FOR RELEASE: FRIDAY, FEBRUARY 9, 1996

SLAUGHTERHOUSE COMPANY AGREES TO PAY $2 MILLION FOR CLEAN WATER ACT VIOLATIONS

On Feb. 7, John Morrell and Co., until recently a subsidiary of Chiquita Brands, International, pleaded guilty to dumping slaughterhouse waste into the Big Sioux River in Sioux Falls, S.D., and deliberately submitting phony compliance data and discharge reports to conceal its crimes. According to a plea agreement and criminal information filed in U.S. District Court in Sioux Falls, the Morrell Co., one of the largest employees in the state, agreed to pay a $2 million criminal fine and to spend another $1 million to establish a local environmental cleanup fund. Charges against the company include conspiracy and violations of the Clean Water Act over an eight-year period, from 1985 to 1993. In one 17-month period, from August 1991 through December 1992, the company violated its EPA-issued permit more than 130 times.
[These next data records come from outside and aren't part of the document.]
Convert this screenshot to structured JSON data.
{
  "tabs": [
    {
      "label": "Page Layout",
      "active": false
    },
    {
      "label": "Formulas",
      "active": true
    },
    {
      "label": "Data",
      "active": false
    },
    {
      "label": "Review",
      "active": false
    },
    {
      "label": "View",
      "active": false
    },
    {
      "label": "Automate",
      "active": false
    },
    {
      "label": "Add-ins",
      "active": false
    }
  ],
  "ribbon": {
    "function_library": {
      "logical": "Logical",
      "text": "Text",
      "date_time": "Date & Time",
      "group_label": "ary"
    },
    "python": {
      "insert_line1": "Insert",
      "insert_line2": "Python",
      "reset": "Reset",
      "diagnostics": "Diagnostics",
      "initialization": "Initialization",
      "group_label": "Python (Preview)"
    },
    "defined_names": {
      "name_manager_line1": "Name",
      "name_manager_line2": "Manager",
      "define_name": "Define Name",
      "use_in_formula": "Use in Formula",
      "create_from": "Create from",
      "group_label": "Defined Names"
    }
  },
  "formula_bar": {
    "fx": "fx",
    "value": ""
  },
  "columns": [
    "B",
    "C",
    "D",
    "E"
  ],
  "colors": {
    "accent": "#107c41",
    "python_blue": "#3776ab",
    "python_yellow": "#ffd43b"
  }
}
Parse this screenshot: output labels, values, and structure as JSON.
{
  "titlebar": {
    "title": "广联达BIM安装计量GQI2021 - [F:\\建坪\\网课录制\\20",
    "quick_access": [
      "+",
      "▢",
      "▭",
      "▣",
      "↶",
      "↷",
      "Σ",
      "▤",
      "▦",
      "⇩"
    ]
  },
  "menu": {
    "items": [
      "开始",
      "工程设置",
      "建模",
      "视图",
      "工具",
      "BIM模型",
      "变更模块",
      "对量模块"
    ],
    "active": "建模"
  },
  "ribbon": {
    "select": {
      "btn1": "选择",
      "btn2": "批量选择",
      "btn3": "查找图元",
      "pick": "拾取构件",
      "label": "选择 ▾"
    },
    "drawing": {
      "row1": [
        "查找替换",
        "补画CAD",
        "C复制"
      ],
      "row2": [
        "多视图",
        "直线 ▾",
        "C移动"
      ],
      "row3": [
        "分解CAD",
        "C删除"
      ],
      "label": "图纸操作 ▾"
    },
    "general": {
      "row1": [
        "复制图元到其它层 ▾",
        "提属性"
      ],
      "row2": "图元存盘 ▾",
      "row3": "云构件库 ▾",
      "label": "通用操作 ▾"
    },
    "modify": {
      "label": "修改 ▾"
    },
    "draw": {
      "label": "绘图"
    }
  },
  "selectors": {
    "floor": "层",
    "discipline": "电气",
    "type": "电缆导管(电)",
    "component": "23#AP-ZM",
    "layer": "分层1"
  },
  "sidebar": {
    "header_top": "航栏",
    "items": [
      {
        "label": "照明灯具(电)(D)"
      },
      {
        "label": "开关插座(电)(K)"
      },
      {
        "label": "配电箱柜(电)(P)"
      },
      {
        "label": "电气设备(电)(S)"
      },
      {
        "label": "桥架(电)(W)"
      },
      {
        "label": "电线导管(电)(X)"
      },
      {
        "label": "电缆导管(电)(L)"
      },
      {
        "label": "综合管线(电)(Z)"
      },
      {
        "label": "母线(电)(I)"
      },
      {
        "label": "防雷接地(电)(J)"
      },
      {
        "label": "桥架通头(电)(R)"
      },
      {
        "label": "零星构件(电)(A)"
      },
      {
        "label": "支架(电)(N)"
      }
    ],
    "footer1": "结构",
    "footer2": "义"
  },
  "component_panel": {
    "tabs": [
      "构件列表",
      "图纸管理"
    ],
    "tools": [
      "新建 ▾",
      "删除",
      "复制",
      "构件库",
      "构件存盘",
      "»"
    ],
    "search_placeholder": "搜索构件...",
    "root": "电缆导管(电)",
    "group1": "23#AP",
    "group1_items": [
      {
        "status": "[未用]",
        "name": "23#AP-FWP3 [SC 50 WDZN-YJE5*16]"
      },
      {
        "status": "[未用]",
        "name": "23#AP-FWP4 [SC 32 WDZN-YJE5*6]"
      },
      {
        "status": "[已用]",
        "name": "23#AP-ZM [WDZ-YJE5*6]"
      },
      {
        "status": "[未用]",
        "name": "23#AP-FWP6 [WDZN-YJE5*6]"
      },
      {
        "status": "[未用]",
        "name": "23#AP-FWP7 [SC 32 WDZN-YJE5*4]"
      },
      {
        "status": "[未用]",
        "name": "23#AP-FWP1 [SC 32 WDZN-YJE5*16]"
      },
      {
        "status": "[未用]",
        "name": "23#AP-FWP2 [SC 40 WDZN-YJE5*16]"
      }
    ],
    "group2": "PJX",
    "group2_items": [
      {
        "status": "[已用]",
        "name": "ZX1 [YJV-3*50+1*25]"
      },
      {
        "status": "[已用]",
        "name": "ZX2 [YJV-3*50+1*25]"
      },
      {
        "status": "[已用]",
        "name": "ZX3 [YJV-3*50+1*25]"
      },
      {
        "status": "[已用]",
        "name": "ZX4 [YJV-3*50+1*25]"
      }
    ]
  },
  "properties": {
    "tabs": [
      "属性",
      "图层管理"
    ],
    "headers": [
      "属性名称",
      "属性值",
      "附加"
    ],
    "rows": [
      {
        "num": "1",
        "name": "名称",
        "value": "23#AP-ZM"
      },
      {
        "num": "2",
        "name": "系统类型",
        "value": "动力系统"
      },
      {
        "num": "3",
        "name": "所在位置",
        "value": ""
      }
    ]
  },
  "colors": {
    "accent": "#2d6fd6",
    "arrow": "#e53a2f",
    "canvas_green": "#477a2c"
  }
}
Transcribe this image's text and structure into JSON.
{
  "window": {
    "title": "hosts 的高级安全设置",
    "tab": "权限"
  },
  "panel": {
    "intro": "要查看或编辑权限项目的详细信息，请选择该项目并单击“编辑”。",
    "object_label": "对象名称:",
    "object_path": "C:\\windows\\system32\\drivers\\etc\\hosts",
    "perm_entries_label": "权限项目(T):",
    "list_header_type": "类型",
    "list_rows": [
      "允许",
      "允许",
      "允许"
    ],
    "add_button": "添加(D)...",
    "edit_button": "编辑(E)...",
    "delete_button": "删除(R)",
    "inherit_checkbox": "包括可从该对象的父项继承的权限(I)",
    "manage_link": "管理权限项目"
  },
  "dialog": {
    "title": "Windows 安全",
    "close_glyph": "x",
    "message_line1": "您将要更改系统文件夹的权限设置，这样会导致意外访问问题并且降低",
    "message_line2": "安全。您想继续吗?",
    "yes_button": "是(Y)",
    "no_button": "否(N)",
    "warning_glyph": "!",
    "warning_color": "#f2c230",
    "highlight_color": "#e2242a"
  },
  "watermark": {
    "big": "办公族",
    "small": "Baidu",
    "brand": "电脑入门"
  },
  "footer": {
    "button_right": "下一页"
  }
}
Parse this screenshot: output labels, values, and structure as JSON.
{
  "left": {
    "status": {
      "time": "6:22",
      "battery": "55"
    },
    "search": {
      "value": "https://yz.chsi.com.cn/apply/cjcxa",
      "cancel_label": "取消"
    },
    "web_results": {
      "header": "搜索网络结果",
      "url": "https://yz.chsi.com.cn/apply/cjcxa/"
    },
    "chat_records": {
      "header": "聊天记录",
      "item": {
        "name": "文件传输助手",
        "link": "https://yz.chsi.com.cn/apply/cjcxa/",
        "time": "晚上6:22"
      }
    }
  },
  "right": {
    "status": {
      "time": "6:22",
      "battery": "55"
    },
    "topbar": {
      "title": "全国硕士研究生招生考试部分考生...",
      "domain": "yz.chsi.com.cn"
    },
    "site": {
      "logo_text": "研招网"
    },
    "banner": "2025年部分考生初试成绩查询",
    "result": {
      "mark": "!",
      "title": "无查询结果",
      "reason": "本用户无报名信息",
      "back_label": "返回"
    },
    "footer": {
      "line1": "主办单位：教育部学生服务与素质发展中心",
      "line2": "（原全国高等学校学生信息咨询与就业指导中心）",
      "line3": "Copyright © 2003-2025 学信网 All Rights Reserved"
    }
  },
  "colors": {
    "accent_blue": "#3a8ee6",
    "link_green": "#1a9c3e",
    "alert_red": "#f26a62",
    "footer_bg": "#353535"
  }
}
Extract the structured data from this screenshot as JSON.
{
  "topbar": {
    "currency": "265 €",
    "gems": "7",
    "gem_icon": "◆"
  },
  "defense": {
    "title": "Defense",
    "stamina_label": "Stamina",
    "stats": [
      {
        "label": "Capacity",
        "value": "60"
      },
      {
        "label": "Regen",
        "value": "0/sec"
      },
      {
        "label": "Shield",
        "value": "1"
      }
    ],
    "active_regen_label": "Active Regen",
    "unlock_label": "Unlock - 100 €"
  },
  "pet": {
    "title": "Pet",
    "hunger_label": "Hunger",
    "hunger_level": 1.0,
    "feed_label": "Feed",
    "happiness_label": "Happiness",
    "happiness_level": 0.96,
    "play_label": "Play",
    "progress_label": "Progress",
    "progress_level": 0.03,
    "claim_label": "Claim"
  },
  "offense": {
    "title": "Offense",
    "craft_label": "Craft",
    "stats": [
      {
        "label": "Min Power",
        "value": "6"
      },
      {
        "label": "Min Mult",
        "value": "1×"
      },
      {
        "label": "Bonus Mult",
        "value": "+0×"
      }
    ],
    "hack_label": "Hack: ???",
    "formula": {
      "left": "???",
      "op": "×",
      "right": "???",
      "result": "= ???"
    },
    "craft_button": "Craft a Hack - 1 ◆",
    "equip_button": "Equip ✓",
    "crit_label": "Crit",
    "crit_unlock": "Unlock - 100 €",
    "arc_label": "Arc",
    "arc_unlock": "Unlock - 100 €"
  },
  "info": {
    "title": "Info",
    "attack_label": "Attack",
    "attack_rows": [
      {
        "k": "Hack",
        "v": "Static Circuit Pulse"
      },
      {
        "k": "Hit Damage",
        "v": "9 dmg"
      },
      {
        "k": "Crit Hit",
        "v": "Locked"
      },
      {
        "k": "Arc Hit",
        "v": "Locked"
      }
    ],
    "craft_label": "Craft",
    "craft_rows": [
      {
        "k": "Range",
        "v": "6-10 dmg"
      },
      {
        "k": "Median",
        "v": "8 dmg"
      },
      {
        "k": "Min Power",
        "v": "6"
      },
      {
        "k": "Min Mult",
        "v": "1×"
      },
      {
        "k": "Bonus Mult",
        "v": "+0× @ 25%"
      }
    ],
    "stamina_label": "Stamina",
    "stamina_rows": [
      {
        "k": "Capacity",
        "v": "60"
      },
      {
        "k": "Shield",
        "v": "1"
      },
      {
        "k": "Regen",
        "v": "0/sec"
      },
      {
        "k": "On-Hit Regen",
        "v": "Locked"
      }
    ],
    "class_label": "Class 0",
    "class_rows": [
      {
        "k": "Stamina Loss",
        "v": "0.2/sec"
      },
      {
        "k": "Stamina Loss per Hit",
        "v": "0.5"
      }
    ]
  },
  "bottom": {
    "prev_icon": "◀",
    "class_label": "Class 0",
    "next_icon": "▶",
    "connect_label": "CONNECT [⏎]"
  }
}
Sentencing is scheduled for May 13. This announcement follows the January 1995 guilty pleas of Ronald E. Greenwood and Barry M. Milbauer, two Morrell Co. managers who are currently awaiting sentencing for conspiring to violate the Clean Water Act. The employees admitted to falsifying discharge monitoring reports and rigging sampling tests. The United States has also filed a civil enforcement action against the company and, earlier this year, lodged with the court a partial consent decree under which Morrell would take actions necessary to obtain and maintain full compliance with the Clean Water Act. The government declined to prosecute Chiquita, Morrell's parent company, because Chiquita was responsible for voluntarily disclosing Morrell's violations to the government in 1993. In contrast, the government charged that the Morrell Co. had a corporate policy to exclude information about violations from company documents, directed managers and employees not to discuss the violations with government representatives and deliberately refused to spend funds necessary to rectify the environmental harm. This case was investigated by the EPA's Criminal Investigation Division. The case is being prosecuted jointly by the U.S. Attorney's Office and the Dept. of Justice Environmental Crimes Section.